In the florakel comment, a PM called Claude Design "the missing piece" next to Claude Code because it let them explore UI options, move buttons around, and export a design system instead of writing long specs first. In the Growtika comment, an agency described the payoff as communication speed, with mockups replacing long reference hunts and feedback calls.
Those comments land on the same pattern: prototype-first tools are becoming negotiation surfaces. The artifact is useful before it is finished.
Codebase-aware handoff
Anthropic says Claude Design can build a team's design system from its existing files and codebase, then pass work into Claude Code via the official launch post. That is the product detail that kept surfacing outside the announcement too.

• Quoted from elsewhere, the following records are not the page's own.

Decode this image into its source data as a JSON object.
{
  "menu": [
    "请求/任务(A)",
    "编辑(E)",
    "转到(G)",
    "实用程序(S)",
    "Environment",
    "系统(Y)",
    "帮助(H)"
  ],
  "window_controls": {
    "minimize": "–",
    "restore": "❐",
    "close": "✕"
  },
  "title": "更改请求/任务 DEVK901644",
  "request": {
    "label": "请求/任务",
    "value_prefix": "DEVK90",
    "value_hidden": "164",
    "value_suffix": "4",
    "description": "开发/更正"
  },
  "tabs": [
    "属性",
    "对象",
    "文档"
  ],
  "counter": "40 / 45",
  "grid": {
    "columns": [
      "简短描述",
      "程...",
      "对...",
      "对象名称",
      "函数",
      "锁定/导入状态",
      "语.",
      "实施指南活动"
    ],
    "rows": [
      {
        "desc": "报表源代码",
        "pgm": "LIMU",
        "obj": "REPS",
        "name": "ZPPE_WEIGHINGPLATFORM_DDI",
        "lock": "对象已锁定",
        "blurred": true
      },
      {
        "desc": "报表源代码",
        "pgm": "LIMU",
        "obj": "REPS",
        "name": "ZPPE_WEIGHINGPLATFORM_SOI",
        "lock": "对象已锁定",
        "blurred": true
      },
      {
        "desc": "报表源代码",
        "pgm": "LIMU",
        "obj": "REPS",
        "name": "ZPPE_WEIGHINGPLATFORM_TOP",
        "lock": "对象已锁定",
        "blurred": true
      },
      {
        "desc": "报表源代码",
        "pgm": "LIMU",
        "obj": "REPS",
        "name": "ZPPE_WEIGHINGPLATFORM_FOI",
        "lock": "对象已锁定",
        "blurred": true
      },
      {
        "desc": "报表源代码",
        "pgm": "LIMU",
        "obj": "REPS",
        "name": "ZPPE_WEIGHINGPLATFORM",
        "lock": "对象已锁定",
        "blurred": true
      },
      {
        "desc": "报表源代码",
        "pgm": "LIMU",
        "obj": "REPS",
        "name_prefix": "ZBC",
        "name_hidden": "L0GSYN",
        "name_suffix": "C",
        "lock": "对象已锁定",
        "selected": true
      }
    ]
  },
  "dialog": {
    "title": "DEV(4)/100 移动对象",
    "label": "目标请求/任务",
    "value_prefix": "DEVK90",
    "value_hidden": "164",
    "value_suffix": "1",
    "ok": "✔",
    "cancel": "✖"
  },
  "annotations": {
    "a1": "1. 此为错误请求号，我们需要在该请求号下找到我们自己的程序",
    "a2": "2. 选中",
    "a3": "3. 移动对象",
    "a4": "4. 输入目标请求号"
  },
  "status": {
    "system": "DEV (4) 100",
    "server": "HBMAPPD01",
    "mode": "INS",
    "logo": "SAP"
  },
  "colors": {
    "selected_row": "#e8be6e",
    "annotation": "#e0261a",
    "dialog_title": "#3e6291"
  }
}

Introducing Claude Design by Anthropic Labs
Anthropic has launched Claude Design, a new tool within the Anthropic Labs suite designed for creating visual assets such as prototypes, slides, and one-pagers. Powered by the Claude Opus 4.7 vision model, the tool allows users to generate initial versions through descriptions and refine them via direct edits, comments, and conversation. It includes features for building custom design systems based on a team's existing codebase and files, organization-wide collaboration, and integration with Claude Code for development handoff. The research preview is currently available to Claude Pro, Max, Team, and Enterprise subscribers.
Mejba Ahmed's review argues that this codebase-aware design-system step is what separates Claude Design from prompt-only UI generators. In the stopachka comment, the InstantDB founder went a step further and claimed a short prompt could give Claude Design a backend by fetching an AGENTS.md URL and generating a project with injected credentials.
If that handoff holds up beyond early tests, Claude Design is less a single-purpose mockup app and more a front-end for design, intent capture, and implementation packaging.